Developing Context-Aware Decision Support Systems for Personalized Healthcare in Ubiquitous Environments
Dr.T. AdilakshmammaAssociate Professor, Master of Computer Applications, Koshys Institute of Management Studies, Autonomous, Bengaluru, India. adilakshmi.a.t@gmail.com0009-0004-1326-2381
Astik Kumar PradhanAssistant Professor, Department of Computer Science & IT, ARKA JAIN University, Jamshedpur, Jharkhand, India. astik.p@arkajainuniversity.ac.in0009-0003-1893-0409
Dr. Sarita MohapatraAssistant Professor, Department of Computer Applications, Siksha 'O' Anusandhan (Deemed to be University), Bhubaneswar, Odisha, India. saritamahapatra@soa.ac.in0009-0004-6374-8005
K.N. Raja PraveenAssistant Professor, Department of Computer Science and Engineering, Faculty of Engineering and Technology, JAIN (Deemed-to-be University), Karnataka, India. p.raja@Jainuniversity.ac.in0000-0002-4227-7011
Nittin SharmaCentre of Research Impact and Outcome, Chitkara University, Rajpura, Punjab, India. nittin.sharma.orp@chitkara.edu.in0009-0007-9740-8414
Bhupendra KumarSchool of Pharmacy & Research, Dev Bhoomi Uttarakhand University, Dehradun, Uttarakhand, India. sopr.bhupendra@dbuu.ac.in0000-0002-2164-5970
Keywords: Context-Aware Computing, Decision Support System (DSS), Personalized Healthcare, Ubiquitous Environments, Predictive Analytics, Machine Learning, Health Monitoring, Smart Healthcare Systems.
Abstract
The fast development of ubiquitous computing technologies has empowered the effectiveness of constant control over patient health and provision of individual medical services. This paper provides the description of a Context-Aware Decision Support System (CADSS) that is capable of combining multimodal physiological indicators, behavioral tendencies, and environmental conditions to facilitate intelligent and adaptable healthcare services. The system engages context acquisition and reasoning by machine learning-intensive to produce dynamic patient-specific suggestions.

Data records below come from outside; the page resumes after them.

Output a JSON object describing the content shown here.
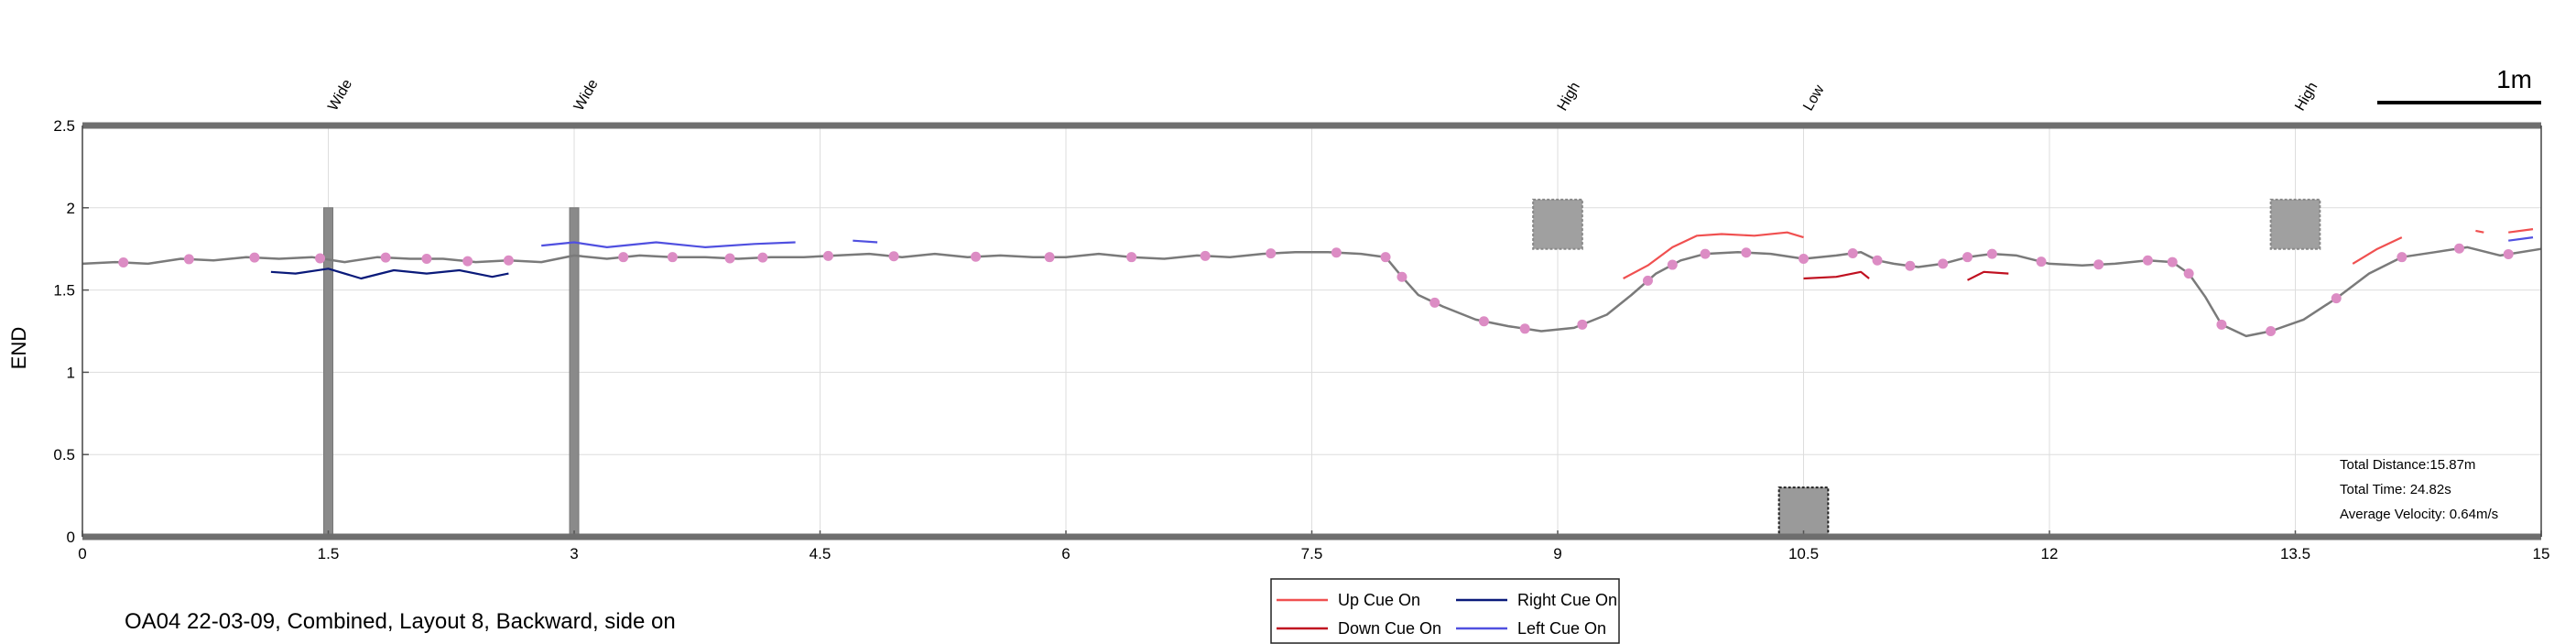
{
  "chart_data": {
    "type": "line",
    "ylabel": "END",
    "xlim": [
      0,
      15
    ],
    "ylim": [
      0,
      2.5
    ],
    "grid": true,
    "x_ticks": [
      "0",
      "1.5",
      "3",
      "4.5",
      "6",
      "7.5",
      "9",
      "10.5",
      "12",
      "13.5",
      "15"
    ],
    "y_ticks": [
      "0",
      "0.5",
      "1",
      "1.5",
      "2",
      "2.5"
    ],
    "obstacles": [
      {
        "label": "Wide",
        "x": 1.5
      },
      {
        "label": "Wide",
        "x": 3.0
      },
      {
        "label": "High",
        "x": 9.0
      },
      {
        "label": "Low",
        "x": 10.5
      },
      {
        "label": "High",
        "x": 13.5
      }
    ],
    "scale_bar": {
      "label": "1m",
      "length": 1.0
    },
    "stats": [
      "Total Distance:15.87m",
      "Total Time: 24.82s",
      "Average Velocity: 0.64m/s"
    ],
    "legend": [
      {
        "name": "Up Cue On",
        "color": "#f05050"
      },
      {
        "name": "Right Cue On",
        "color": "#0a1a7a"
      },
      {
        "name": "Down Cue On",
        "color": "#c01020"
      },
      {
        "name": "Left Cue On",
        "color": "#5050e0"
      }
    ],
    "caption": "OA04 22-03-09, Combined, Layout 8, Backward, side on",
    "series": [
      {
        "name": "trajectory",
        "color": "#7a7a7a",
        "x": [
          0,
          0.2,
          0.4,
          0.6,
          0.8,
          1.0,
          1.2,
          1.4,
          1.6,
          1.8,
          2.0,
          2.2,
          2.4,
          2.6,
          2.8,
          3.0,
          3.2,
          3.4,
          3.6,
          3.8,
          4.0,
          4.2,
          4.4,
          4.6,
          4.8,
          5.0,
          5.2,
          5.4,
          5.6,
          5.8,
          6.0,
          6.2,
          6.4,
          6.6,
          6.8,
          7.0,
          7.2,
          7.4,
          7.6,
          7.8,
          7.95,
          8.05,
          8.15,
          8.3,
          8.5,
          8.7,
          8.9,
          9.1,
          9.3,
          9.45,
          9.6,
          9.75,
          9.9,
          10.1,
          10.3,
          10.5,
          10.7,
          10.85,
          10.95,
          11.05,
          11.2,
          11.35,
          11.5,
          11.65,
          11.8,
          12.0,
          12.2,
          12.4,
          12.6,
          12.75,
          12.85,
          12.95,
          13.05,
          13.2,
          13.35,
          13.55,
          13.75,
          13.95,
          14.15,
          14.35,
          14.55,
          14.75,
          15.0
        ],
        "y": [
          1.66,
          1.67,
          1.66,
          1.69,
          1.68,
          1.7,
          1.69,
          1.7,
          1.67,
          1.7,
          1.69,
          1.69,
          1.67,
          1.68,
          1.67,
          1.71,
          1.69,
          1.71,
          1.7,
          1.7,
          1.69,
          1.7,
          1.7,
          1.71,
          1.72,
          1.7,
          1.72,
          1.7,
          1.71,
          1.7,
          1.7,
          1.72,
          1.7,
          1.69,
          1.71,
          1.7,
          1.72,
          1.73,
          1.73,
          1.72,
          1.7,
          1.58,
          1.47,
          1.4,
          1.32,
          1.28,
          1.25,
          1.27,
          1.35,
          1.47,
          1.6,
          1.68,
          1.72,
          1.73,
          1.72,
          1.69,
          1.71,
          1.73,
          1.68,
          1.66,
          1.64,
          1.66,
          1.7,
          1.72,
          1.71,
          1.66,
          1.65,
          1.66,
          1.68,
          1.67,
          1.6,
          1.46,
          1.29,
          1.22,
          1.25,
          1.32,
          1.45,
          1.6,
          1.7,
          1.73,
          1.76,
          1.71,
          1.75
        ]
      },
      {
        "name": "markers",
        "color": "#dc8cc4",
        "x": [
          0.25,
          0.65,
          1.05,
          1.45,
          1.85,
          2.1,
          2.35,
          2.6,
          3.3,
          3.6,
          3.95,
          4.15,
          4.55,
          4.95,
          5.45,
          5.9,
          6.4,
          6.85,
          7.25,
          7.65,
          7.95,
          8.05,
          8.25,
          8.55,
          8.8,
          9.15,
          9.55,
          9.7,
          9.9,
          10.15,
          10.5,
          10.8,
          10.95,
          11.15,
          11.35,
          11.5,
          11.65,
          11.95,
          12.3,
          12.6,
          12.75,
          12.85,
          13.05,
          13.35,
          13.75,
          14.15,
          14.5,
          14.8
        ]
      },
      {
        "name": "Up Cue On",
        "color": "#f05050",
        "segments": [
          {
            "x": [
              9.4,
              9.55,
              9.7,
              9.85,
              10.0,
              10.2,
              10.4,
              10.5
            ],
            "y": [
              1.57,
              1.65,
              1.76,
              1.83,
              1.84,
              1.83,
              1.85,
              1.82
            ]
          },
          {
            "x": [
              13.85,
              14.0,
              14.15
            ],
            "y": [
              1.66,
              1.75,
              1.82
            ]
          },
          {
            "x": [
              14.6,
              14.65
            ],
            "y": [
              1.86,
              1.85
            ]
          },
          {
            "x": [
              14.8,
              14.95
            ],
            "y": [
              1.85,
              1.87
            ]
          }
        ]
      },
      {
        "name": "Right Cue On",
        "color": "#0a1a7a",
        "segments": [
          {
            "x": [
              1.15,
              1.3,
              1.5,
              1.7,
              1.9,
              2.1,
              2.3,
              2.5,
              2.6
            ],
            "y": [
              1.61,
              1.6,
              1.63,
              1.57,
              1.62,
              1.6,
              1.62,
              1.58,
              1.6
            ]
          }
        ]
      },
      {
        "name": "Down Cue On",
        "color": "#c01020",
        "segments": [
          {
            "x": [
              10.5,
              10.7,
              10.85,
              10.9
            ],
            "y": [
              1.57,
              1.58,
              1.61,
              1.57
            ]
          },
          {
            "x": [
              11.5,
              11.6,
              11.75
            ],
            "y": [
              1.56,
              1.61,
              1.6
            ]
          }
        ]
      },
      {
        "name": "Left Cue On",
        "color": "#5050e0",
        "segments": [
          {
            "x": [
              2.8,
              3.0,
              3.2,
              3.5,
              3.8,
              4.1,
              4.35
            ],
            "y": [
              1.77,
              1.79,
              1.76,
              1.79,
              1.76,
              1.78,
              1.79
            ]
          },
          {
            "x": [
              4.7,
              4.85
            ],
            "y": [
              1.8,
              1.79
            ]
          },
          {
            "x": [
              14.8,
              14.95
            ],
            "y": [
              1.8,
              1.82
            ]
          }
        ]
      }
    ]
  }
}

As shown by experimental findings test in simulated ubiquitous settings, the proposed CADSS is 91.7 per cent accurate, 89.2 per cent precise, 92.5 per cent recall, and 90.4 per cent F1-score, which is more effective than traditional decision models. The model is also highly adaptive to changing circumstances in the environment and is also effective in detecting early health anomalies at the lowest possible false identifications. The results are a confirmation that context-aware intelligence greatly increases bespoke care, predictive dependability, and active healthcare control. The suggested architecture is scalable and provides a solid platform to the next generation ubiquitous healthcare applications.